Using benchmark datasets for testing is a good practice. Benchmark datasets have well-known characteristics and are widely used in academic research, allowing you to:

  1. Test your synthesis workflow on benchmark data first
  2. Verify results meet expectations
  3. Apply the same workflow to your data

Click the below button to run this example in Colab:

Open In Colab

---
Loader:
  data:
    filepath: 'benchmark/adult-income.csv'
  benchmark:
    filepath: 'benchmark://adult-income'
Preprocessor:
  demo:
    method: 'default'
Synthesizer:
  demo:
    method: 'default'
Postprocessor:
  demo:
    method: 'default'
Evaluator:
  demo-quality:
    method: 'sdmetrics-qualityreport'
Reporter:
  save_report_global:
    method: 'save_report'
    granularity: 'global'
...

Appx.

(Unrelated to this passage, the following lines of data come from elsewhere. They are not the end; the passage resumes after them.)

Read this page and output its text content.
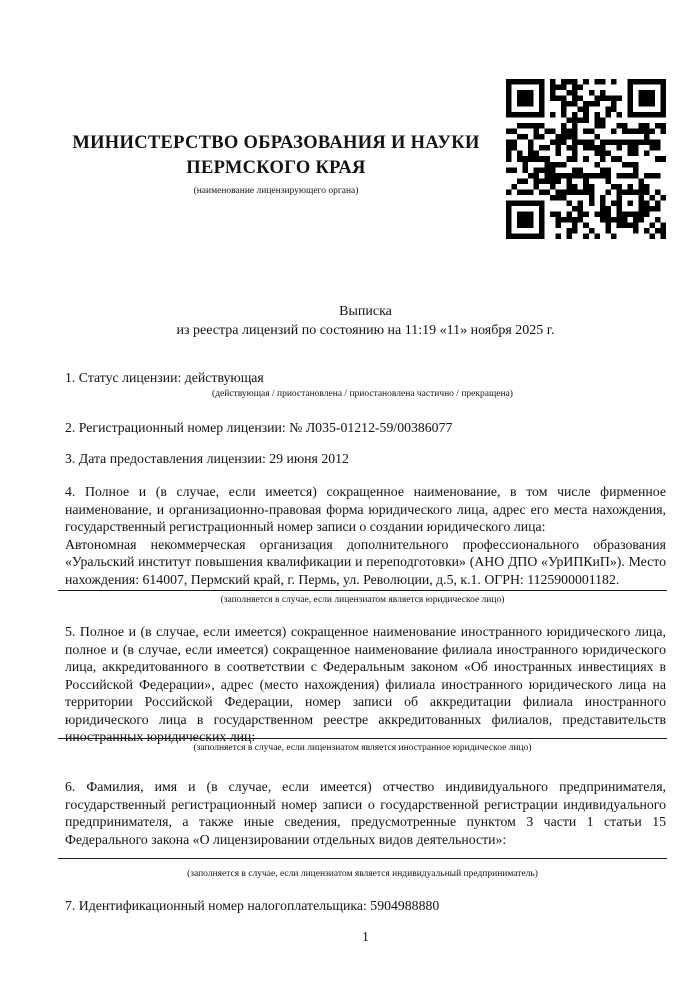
МИНИСТЕРСТВО ОБРАЗОВАНИЯ И НАУКИ
ПЕРМСКОГО КРАЯ
(наименование лицензирующего органа)
Выписка
из реестра лицензий по состоянию на 11:19 «11» ноября 2025 г.
1. Статус лицензии: действующая
(действующая / приостановлена / приостановлена частично / прекращена)
2. Регистрационный номер лицензии: № Л035-01212-59/00386077
3. Дата предоставления лицензии: 29 июня 2012
4. Полное и (в случае, если имеется) сокращенное наименование, в том числе фирменное наименование, и организационно-правовая форма юридического лица, адрес его места нахождения, государственный регистрационный номер записи о создании юридического лица:
Автономная некоммерческая организация дополнительного профессионального образования «Уральский институт повышения квалификации и переподготовки» (АНО ДПО «УрИПКиП»). Место нахождения: 614007, Пермский край, г. Пермь, ул. Революции, д.5, к.1. ОГРН: 1125900001182.
(заполняется в случае, если лицензиатом является юридическое лицо)
5. Полное и (в случае, если имеется) сокращенное наименование иностранного юридического лица, полное и (в случае, если имеется) сокращенное наименование филиала иностранного юридического лица, аккредитованного в соответствии с Федеральным законом «Об иностранных инвестициях в Российской Федерации», адрес (место нахождения) филиала иностранного юридического лица на территории Российской Федерации, номер записи об аккредитации филиала иностранного юридического лица в государственном реестре аккредитованных филиалов, представительств иностранных юридических лиц:
(заполняется в случае, если лицензиатом является иностранное юридическое лицо)
6. Фамилия, имя и (в случае, если имеется) отчество индивидуального предпринимателя, государственный регистрационный номер записи о государственной регистрации индивидуального предпринимателя, а также иные сведения, предусмотренные пунктом 3 части 1 статьи 15 Федерального закона «О лицензировании отдельных видов деятельности»:
(заполняется в случае, если лицензиатом является индивидуальный предприниматель)
7. Идентификационный номер налогоплательщика: 5904988880
1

Available Benchmark Dataset

Currently, PETsARD provides the Adult Income Dataset as a benchmark:

  • Name: adult-income
  • Source: U.S. Census Bureau
  • Scale: 48,842 records, 15 columns
  • Characteristics:
    • Mixed numerical and categorical features
    • Contains sensitive information (income)
    • Suitable for testing privacy protection in data synthesis

Benchmark Datasets Usage

  1. Use benchmark:// in filepath to specify the benchmark dataset
  2. PETsARD will automatically download and verify the dataset
  3. Subsequent synthesis and evaluation processes remain the same as with regular data

For detailed implementation of benchmark datasets, please refer to Benchmark Dataset Maintenance in the Developer Guide.